Health and anti-cancer groups have placed a controversial $1 tax increase for cigarette packs on California’s Tuesday primary ballot.
The additional tax revenue would finance cancer and tobacco-related disease research.
California already has rigid anti-smoking laws, including bans on cigarette smoking in restaurants, sidewalks, public places and even apartment buildings in some areas.
About $47 million in advertisements, the majority from the tobacco industry, have encouraged a “no” vote on Tuesday, the New York Times reports.

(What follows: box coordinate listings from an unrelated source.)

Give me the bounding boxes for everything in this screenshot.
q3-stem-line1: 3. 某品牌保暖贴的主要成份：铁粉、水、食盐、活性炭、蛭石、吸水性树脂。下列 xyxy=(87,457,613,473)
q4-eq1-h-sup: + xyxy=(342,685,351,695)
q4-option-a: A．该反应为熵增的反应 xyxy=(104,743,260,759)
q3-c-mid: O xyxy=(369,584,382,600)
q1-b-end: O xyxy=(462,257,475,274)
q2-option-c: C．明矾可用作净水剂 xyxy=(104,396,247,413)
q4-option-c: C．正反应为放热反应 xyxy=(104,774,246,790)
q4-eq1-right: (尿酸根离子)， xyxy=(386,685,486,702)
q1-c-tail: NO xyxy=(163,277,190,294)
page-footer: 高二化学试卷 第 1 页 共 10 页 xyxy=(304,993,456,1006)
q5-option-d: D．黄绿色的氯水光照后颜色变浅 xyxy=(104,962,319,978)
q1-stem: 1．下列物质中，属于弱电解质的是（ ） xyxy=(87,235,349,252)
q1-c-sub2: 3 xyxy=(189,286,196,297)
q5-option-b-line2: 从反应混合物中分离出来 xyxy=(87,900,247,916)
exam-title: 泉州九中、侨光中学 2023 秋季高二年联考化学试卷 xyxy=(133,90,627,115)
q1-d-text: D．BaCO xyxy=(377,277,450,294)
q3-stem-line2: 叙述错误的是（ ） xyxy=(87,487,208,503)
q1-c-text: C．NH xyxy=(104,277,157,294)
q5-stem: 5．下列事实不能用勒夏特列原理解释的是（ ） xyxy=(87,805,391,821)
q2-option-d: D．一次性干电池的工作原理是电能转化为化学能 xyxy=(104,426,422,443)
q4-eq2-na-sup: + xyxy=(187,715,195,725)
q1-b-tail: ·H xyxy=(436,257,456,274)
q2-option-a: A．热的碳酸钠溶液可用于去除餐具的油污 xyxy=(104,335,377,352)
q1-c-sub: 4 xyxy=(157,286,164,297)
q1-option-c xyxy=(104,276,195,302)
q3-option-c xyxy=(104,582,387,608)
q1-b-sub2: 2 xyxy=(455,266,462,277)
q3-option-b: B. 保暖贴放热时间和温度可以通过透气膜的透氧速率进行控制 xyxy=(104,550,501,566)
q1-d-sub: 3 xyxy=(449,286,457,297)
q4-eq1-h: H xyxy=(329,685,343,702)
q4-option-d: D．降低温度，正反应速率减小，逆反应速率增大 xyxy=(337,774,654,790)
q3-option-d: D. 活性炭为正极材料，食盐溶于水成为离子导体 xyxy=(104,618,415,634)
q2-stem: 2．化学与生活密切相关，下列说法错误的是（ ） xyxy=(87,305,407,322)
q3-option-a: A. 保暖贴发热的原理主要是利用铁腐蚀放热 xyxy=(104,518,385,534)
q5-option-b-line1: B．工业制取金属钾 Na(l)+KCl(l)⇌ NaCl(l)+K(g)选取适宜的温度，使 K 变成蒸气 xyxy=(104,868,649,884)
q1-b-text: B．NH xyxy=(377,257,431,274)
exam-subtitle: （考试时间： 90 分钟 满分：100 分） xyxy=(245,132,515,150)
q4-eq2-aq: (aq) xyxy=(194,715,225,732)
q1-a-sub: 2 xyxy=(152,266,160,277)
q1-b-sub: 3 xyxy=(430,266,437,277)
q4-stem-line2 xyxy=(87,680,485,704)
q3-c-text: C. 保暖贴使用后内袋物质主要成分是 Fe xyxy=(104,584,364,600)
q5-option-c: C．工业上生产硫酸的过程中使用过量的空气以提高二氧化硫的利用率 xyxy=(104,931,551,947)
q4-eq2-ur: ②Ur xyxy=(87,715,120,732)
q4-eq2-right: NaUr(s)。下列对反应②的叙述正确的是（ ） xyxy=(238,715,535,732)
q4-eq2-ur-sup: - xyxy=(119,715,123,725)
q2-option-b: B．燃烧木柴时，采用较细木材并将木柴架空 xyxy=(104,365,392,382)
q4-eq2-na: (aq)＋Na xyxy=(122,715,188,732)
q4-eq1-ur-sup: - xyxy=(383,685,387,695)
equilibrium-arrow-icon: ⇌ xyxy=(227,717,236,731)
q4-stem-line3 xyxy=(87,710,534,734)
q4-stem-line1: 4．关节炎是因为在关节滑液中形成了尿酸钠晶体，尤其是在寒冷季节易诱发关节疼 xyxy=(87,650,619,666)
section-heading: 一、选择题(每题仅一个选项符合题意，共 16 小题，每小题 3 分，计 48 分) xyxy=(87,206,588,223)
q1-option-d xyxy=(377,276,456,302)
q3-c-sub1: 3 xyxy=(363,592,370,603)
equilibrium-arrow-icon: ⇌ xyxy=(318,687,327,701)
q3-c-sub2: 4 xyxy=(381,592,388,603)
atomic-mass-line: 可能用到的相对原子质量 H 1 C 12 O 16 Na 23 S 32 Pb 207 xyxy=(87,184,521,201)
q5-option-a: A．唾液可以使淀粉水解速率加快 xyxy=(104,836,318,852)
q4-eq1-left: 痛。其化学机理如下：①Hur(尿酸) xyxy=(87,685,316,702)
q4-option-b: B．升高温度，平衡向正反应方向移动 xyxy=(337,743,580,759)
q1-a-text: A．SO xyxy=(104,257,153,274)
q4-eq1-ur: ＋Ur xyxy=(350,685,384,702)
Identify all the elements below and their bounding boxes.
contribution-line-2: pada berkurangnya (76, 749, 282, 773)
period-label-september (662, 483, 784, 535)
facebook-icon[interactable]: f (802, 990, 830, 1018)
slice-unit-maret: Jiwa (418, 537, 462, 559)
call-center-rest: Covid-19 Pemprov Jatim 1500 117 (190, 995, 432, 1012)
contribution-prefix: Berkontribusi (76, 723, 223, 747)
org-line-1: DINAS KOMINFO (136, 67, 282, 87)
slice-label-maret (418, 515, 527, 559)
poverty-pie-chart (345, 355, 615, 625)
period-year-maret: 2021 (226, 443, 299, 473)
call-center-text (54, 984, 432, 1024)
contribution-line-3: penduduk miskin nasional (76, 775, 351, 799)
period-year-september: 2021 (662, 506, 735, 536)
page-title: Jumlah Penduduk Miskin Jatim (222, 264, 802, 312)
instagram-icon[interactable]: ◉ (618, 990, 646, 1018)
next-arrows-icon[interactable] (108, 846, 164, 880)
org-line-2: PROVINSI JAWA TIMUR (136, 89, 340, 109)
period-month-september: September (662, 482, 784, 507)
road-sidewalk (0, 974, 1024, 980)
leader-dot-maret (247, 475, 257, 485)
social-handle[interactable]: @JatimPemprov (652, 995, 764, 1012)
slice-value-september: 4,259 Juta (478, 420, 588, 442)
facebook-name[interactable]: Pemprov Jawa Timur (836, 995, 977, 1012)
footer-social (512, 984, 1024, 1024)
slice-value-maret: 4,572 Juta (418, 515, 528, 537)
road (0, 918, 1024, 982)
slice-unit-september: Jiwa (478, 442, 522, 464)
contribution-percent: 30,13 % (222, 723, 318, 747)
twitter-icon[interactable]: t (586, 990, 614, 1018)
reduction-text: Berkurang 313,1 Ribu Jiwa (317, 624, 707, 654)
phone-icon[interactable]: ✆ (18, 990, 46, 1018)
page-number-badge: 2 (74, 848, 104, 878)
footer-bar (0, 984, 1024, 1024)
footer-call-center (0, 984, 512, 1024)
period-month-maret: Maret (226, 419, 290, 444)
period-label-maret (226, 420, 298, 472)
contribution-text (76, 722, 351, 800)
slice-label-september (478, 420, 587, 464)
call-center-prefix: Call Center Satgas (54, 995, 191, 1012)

A poll conducted by the Public Policy Institute of California indicated that in March, 67 percent of voters favored Proposition 29, but another PPIC poll taken after the advertising campaigns indicated a decrease in support. In the most recent poll, only 53 percent said they supported the proposed cigarette tax increase.
The anti-smoking campaign has attracted national attention and high-profile supporters such as New York City Mayor Michael Bloomberg, who donated $500,000 to the effort, and bicycler and cancer survivor Lance Armstrong.
Other supporters include the American Cancer Society, the American Heart Association and the American Lung Association.
Philip Morris USA, the R. J. Reynolds Tobacco Company and California’s Republican Party are the leading voices in opposition of Proposition 29.
“You think of California as a healthy, progressive state leading in tobacco cessation,” Chris Lehman, an organizer behind the initiative told the Times. “It’s just not. And it’s not for lack of trying.”
The state’s legislature has voted down more than 30 attempts to raise the cigarette tax in the past 30 years and California is one of three states to not raise the tax in the past decade, according to the Times. California’s current cigarette tax is half the national average at 87 cents per pack. The last cigarette tax increase, by 50 cents per pack, was 14 years ago in 1998.
Increasing the cost of tobacco has proved to be the most effective way to discourage smoking, especially among teenagers, according to the Times.
About 12 percent of Californians currently smoke cigarettes.